3. Analyze security holes and other vulnerabilities - In this level you must assess what safeguards you currently have in place and determine what, if any, existing holes or shortfalls remain that can be exploited to gain access to what you are protecting. This is a blanket statement for all aspects of your life. Home, work, in transit, financially, and digitally. This step could be time consuming but it is a must. This step is also ongoing and never ends as threats change very often. You must adjust with the threats. Where possible, test your security measures against your fixes. You want measures that can't be predicted. Being a hard target is the goal, in all manners of your life.


4. Appraise the level of risk associated with each vulnerability - The is where you rack and stack your priorities and vulnerabilities and assign risk mitigation steps to each, top to bottom. If you can't afford to do every step because of cost, then use your money from the top down as you can afford it. A simple example would be you park a $60 thousand dollar truck or car outside the garage on a routine basis. If it is apparent the truck won't fit inside the garage then it is obvious. But, if the vehicle will fit in the garage, one will wonder what is in the garage that means more to the owner than the expensive automobile parked outside.
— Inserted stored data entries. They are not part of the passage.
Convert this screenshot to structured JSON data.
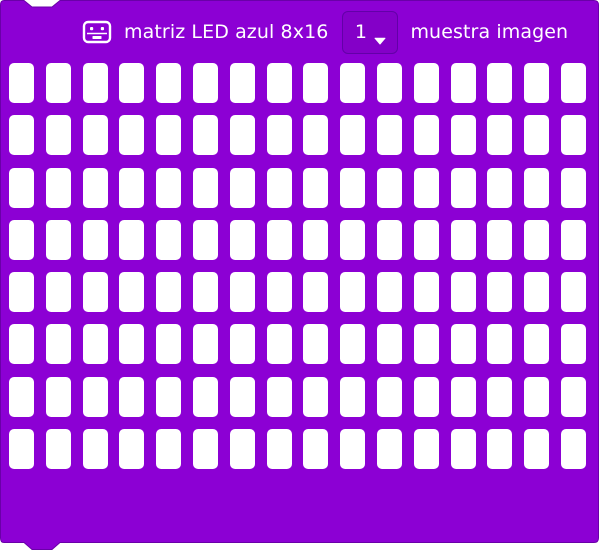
{
  "block": {
    "title": "matriz LED azul 8x16",
    "dropdown_value": "1",
    "trailing_text": "muestra imagen",
    "icon": "robot-board-icon",
    "colors": {
      "block_fill": "#8c00d4",
      "block_border": "#6a00a8",
      "led_off": "#ffffff",
      "led_on": "#1d3fe0"
    }
  },
  "matrix": {
    "rows": 8,
    "cols": 16,
    "cells": [
      [
        0,
        0,
        0,
        0,
        0,
        0,
        0,
        0,
        0,
        0,
        0,
        0,
        0,
        0,
        0,
        0
      ],
      [
        0,
        0,
        0,
        0,
        0,
        0,
        0,
        0,
        0,
        0,
        0,
        0,
        0,
        0,
        0,
        0
      ],
      [
        0,
        0,
        0,
        0,
        0,
        0,
        0,
        0,
        0,
        0,
        0,
        0,
        0,
        0,
        0,
        0
      ],
      [
        0,
        0,
        0,
        0,
        0,
        0,
        0,
        0,
        0,
        0,
        0,
        0,
        0,
        0,
        0,
        0
      ],
      [
        0,
        0,
        0,
        0,
        0,
        0,
        0,
        0,
        0,
        0,
        0,
        0,
        0,
        0,
        0,
        0
      ],
      [
        0,
        0,
        0,
        0,
        0,
        0,
        0,
        0,
        0,
        0,
        0,
        0,
        0,
        0,
        0,
        0
      ],
      [
        0,
        0,
        0,
        0,
        0,
        0,
        0,
        0,
        0,
        0,
        0,
        0,
        0,
        0,
        0,
        0
      ],
      [
        0,
        0,
        0,
        0,
        0,
        0,
        0,
        0,
        0,
        0,
        0,
        0,
        0,
        0,
        0,
        0
      ]
    ]
  }
}
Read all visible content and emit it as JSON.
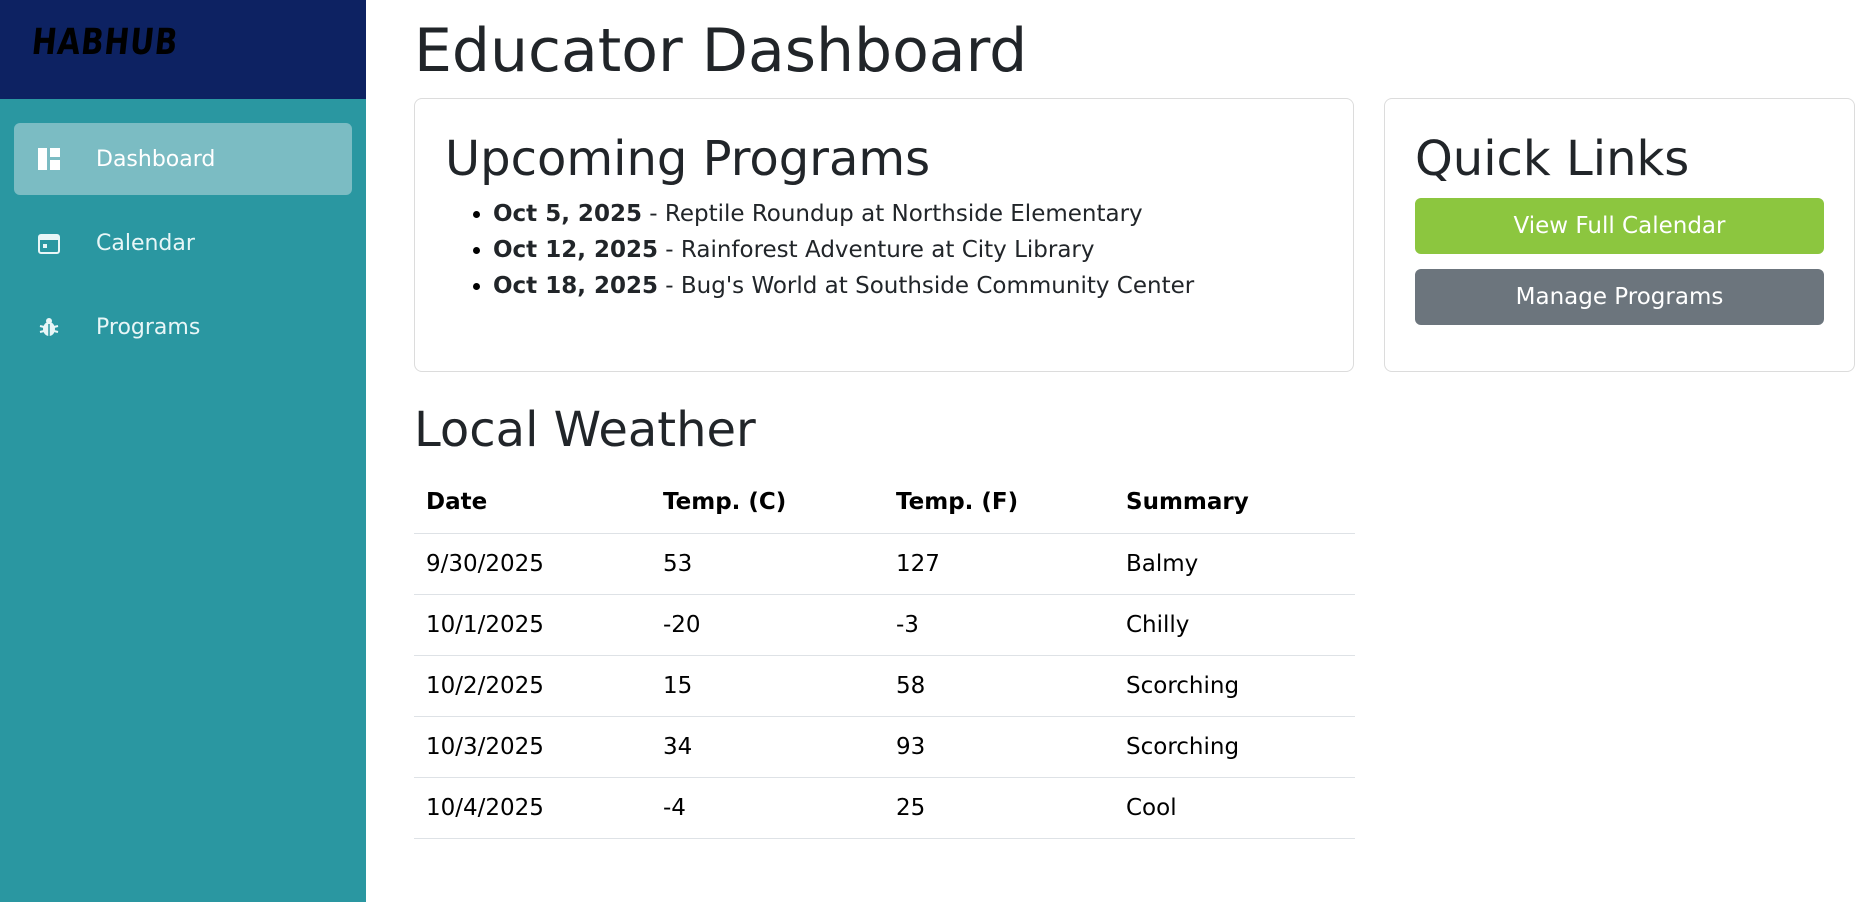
{
  "brand": {
    "logo_text": "HABHUB"
  },
  "sidebar": {
    "items": [
      {
        "label": "Dashboard",
        "icon": "dashboard-icon",
        "active": true
      },
      {
        "label": "Calendar",
        "icon": "calendar-icon",
        "active": false
      },
      {
        "label": "Programs",
        "icon": "bug-icon",
        "active": false
      }
    ]
  },
  "page": {
    "title": "Educator Dashboard"
  },
  "programs": {
    "title": "Upcoming Programs",
    "items": [
      {
        "date": "Oct 5, 2025",
        "text": " - Reptile Roundup at Northside Elementary"
      },
      {
        "date": "Oct 12, 2025",
        "text": " - Rainforest Adventure at City Library"
      },
      {
        "date": "Oct 18, 2025",
        "text": " - Bug's World at Southside Community Center"
      }
    ]
  },
  "quick_links": {
    "title": "Quick Links",
    "buttons": [
      {
        "label": "View Full Calendar",
        "color": "#8cc63f"
      },
      {
        "label": "Manage Programs",
        "color": "#6c757d"
      }
    ]
  },
  "weather": {
    "title": "Local Weather",
    "columns": [
      "Date",
      "Temp. (C)",
      "Temp. (F)",
      "Summary"
    ],
    "rows": [
      [
        "9/30/2025",
        "53",
        "127",
        "Balmy"
      ],
      [
        "10/1/2025",
        "-20",
        "-3",
        "Chilly"
      ],
      [
        "10/2/2025",
        "15",
        "58",
        "Scorching"
      ],
      [
        "10/3/2025",
        "34",
        "93",
        "Scorching"
      ],
      [
        "10/4/2025",
        "-4",
        "25",
        "Cool"
      ]
    ]
  },
  "colors": {
    "sidebar_bg": "#2a97a1",
    "brand_bg": "#0d2262",
    "active_item_bg": "#7bbcc3"
  }
}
It could mean nothing or it could mean suspicion would lead a person of interest to target your garage. You may have converted your garage to storage space to store all your preparedness resources? I know a gentleman who converted his garage to a full sized faraday cage. He didn't have expensive vehicles parked outside so the only question could be, why did the family park their cars in the garage for years and now both cars are outside permanently? Another example could be the fact you work ten miles from home M-F. You drive a nice car and your job requires you to wear professional attire. About three miles of your daily primary and alternate route requires you to travel through higher crime areas. You live in a state and/or city that has strict firearm laws and you cannot legally carry a firearm or obtain a license to possess the firearm. You must decide to what extent you will protect yourself. What is the risk to you based on your vulnerability.
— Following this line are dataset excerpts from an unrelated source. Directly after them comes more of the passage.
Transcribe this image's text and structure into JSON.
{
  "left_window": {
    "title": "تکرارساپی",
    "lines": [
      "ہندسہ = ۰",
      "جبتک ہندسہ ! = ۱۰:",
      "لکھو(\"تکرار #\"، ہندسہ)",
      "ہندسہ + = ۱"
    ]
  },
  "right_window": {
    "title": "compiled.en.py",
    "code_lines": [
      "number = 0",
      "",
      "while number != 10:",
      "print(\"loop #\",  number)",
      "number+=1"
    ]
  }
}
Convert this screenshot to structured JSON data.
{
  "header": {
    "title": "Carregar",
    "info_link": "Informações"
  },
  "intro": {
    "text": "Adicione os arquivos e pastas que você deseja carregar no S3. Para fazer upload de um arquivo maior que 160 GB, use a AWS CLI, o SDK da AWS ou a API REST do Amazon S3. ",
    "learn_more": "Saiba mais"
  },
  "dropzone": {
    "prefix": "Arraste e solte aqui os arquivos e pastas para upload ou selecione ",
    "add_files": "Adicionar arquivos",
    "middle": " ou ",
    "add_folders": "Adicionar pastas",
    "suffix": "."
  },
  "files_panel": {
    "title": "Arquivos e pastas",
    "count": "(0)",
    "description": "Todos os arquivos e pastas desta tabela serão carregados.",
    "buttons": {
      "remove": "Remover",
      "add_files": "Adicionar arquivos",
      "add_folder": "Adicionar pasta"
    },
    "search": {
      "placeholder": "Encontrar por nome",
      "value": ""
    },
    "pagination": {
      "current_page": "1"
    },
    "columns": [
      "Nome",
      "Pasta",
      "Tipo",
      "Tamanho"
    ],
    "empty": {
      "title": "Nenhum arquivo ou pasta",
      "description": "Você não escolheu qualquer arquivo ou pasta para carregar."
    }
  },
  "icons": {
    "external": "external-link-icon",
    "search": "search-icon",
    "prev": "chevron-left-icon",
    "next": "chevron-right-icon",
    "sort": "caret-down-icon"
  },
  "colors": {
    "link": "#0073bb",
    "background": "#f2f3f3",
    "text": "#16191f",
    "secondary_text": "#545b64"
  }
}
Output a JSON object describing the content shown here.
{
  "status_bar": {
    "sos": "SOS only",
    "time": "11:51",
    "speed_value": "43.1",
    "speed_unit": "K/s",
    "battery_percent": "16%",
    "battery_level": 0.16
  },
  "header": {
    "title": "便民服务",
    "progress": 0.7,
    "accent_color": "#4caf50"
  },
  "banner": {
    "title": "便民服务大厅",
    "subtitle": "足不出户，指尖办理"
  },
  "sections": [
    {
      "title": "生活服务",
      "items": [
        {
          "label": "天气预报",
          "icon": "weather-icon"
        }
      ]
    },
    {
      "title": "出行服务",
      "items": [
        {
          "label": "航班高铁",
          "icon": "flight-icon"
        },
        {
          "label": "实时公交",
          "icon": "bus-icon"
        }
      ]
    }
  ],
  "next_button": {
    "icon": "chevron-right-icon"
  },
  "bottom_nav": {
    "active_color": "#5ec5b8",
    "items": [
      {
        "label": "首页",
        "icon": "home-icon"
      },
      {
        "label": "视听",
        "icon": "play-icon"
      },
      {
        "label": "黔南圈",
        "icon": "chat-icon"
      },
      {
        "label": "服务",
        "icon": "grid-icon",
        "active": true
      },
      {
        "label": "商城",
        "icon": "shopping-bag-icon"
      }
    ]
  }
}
5. Get countermeasures in place - You want to put measures and countermeasures in place before they become problems. But, you must know your measures and vulnerabilities before you can actually identify and mitigate them. When you build your different plans, one of the steps you must conduct is the Risk Mitigation process because this will help you identify your vulnerabilities and fixes. These are like band-aides on sores that are long lasting. How are you going to protect the sore short term and as long as the sore remains.


Many of the items I listed are security vulnerabilities. Identifying them and noting how you will mitigate them would fall under OPSEC. If the adversary identifies these same issues it puts you at risk.


Knowing, studying, and understanding threats will assist you greatly in the OPSEC process. Know what is valid intelligence information and what is psychological operations is also important. You must determine what surrounds you that can be a threat to your personal operations 24 x 7 and how you will mitigate it to make you less vulnerable. You then must determine how you will protect that information.


Be smart and protect yourself and family.


Paranoia is not protection. Build a plan that will layer protection around you, your family, and all that you do.